L'image fantome
« Ce qui a déclenché l’écriture, c’était le regret de photos ratées en fait, de photos que je n’ai pas pu faire, de photos qui se sont révélées invisibles, fantomatiques et donc j’ai essayé d’écrire pour retrouver le sentiment que j’avais voulu donner avec ces photos. J’essaye de photographier les gens que j’aime bien ou de faire des photos quand je suis en voyage, un peu comme tout le monde, mais je suis plutôt mauvais technicien donc je rate beaucoup de photos, et j’ai essayé souvent, enfin par l’écriture, de rattraper ce que je n’avais pas réussi avec la photo. » Hervé Guibert
Elle m'a couru après.
Lui, il a pris la photo.
Il m'enviait mon Leica. Je lui enviais son Polaroïd.

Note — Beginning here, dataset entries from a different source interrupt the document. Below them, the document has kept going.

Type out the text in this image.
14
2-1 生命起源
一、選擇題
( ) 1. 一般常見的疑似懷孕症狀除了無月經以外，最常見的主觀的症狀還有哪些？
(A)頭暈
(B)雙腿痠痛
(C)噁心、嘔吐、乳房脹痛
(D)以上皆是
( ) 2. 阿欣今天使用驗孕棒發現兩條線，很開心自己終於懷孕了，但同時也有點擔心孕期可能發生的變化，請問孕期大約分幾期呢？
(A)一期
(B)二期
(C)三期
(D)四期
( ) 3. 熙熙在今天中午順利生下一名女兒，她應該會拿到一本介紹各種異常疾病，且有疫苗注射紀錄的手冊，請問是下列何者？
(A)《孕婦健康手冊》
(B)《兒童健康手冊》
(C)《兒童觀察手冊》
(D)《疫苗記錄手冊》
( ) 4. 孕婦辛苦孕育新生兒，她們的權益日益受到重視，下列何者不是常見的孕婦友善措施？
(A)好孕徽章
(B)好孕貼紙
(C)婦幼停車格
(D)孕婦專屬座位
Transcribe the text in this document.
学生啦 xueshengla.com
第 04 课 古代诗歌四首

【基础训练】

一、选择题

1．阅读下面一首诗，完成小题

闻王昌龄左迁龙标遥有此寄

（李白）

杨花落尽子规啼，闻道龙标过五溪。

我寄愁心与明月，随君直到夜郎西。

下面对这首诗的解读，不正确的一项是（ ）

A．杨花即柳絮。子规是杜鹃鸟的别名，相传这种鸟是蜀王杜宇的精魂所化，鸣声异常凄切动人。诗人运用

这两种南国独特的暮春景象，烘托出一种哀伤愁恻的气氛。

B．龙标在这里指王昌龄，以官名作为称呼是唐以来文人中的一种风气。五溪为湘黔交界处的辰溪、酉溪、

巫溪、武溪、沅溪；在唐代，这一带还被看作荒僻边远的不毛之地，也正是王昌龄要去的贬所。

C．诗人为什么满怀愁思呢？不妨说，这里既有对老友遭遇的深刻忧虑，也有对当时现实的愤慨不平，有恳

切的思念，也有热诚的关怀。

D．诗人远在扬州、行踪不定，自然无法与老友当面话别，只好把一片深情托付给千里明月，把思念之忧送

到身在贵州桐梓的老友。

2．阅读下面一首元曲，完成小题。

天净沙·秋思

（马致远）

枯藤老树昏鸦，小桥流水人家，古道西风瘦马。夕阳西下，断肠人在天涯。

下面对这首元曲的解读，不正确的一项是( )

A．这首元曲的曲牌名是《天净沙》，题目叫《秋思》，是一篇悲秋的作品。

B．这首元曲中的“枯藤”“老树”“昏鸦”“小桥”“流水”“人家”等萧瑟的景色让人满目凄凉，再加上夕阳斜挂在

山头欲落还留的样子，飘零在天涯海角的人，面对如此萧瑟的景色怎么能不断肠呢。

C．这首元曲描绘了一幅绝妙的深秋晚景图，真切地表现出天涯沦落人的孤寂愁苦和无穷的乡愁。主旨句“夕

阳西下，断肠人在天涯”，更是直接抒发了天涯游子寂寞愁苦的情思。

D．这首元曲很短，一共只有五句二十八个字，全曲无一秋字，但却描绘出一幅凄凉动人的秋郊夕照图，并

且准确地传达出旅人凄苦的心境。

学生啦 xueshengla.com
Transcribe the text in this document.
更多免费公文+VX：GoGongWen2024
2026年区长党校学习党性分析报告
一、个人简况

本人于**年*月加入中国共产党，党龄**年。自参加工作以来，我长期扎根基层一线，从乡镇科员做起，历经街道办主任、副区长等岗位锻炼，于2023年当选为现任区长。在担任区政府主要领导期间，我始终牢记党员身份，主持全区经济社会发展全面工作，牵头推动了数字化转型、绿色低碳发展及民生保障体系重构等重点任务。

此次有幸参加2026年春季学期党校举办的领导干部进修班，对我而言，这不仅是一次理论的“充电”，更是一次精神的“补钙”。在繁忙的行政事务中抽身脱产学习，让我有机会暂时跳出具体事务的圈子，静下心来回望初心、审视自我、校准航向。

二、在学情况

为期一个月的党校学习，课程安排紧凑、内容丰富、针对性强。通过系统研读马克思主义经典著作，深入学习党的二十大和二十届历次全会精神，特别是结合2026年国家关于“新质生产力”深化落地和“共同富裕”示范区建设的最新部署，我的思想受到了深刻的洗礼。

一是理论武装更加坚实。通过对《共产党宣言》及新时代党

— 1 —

Nous avons appuyé sur le déclencheur en même temps. On souriait tous les deux.
Pendant que l'image apparaissait, j'ai appris qu'elle allait partir en France le mois prochain.
Je n'étais pas sur la photo. Un ciel bleu entrecoupé de fils électriques. Un immeuble dans le ciel qu'aucun de nous n'a reconnu parmi ceux qui nous entouraient.
J'ai repris la pose.
Les contours tardaient à apparaître : le froid ralentit le développement.
Où ça ? A Paris.
Il voulait m'offrir ce cliché et en reprendre un autre pour eux.
J'ai posé une autre fois.
Combien de temps ? Sept jours. Et elle a compté jusqu'à sept en français.
La deuxième photo restait telle quelle pendant que les couleurs de la troisième montaient normalement.
Il était gêné que je reparte avec le cliché pâle.
Mais moi, ça me faisait plaisir d'être une image fantôme.
Pour 2007, je vous souhaite d'être humains, terriblement humains et sensibles aussi. Je vous souhaite de rire mais de pleurer aussi. Et de laisser une trace aussi jolie que possible dans la vie des autres.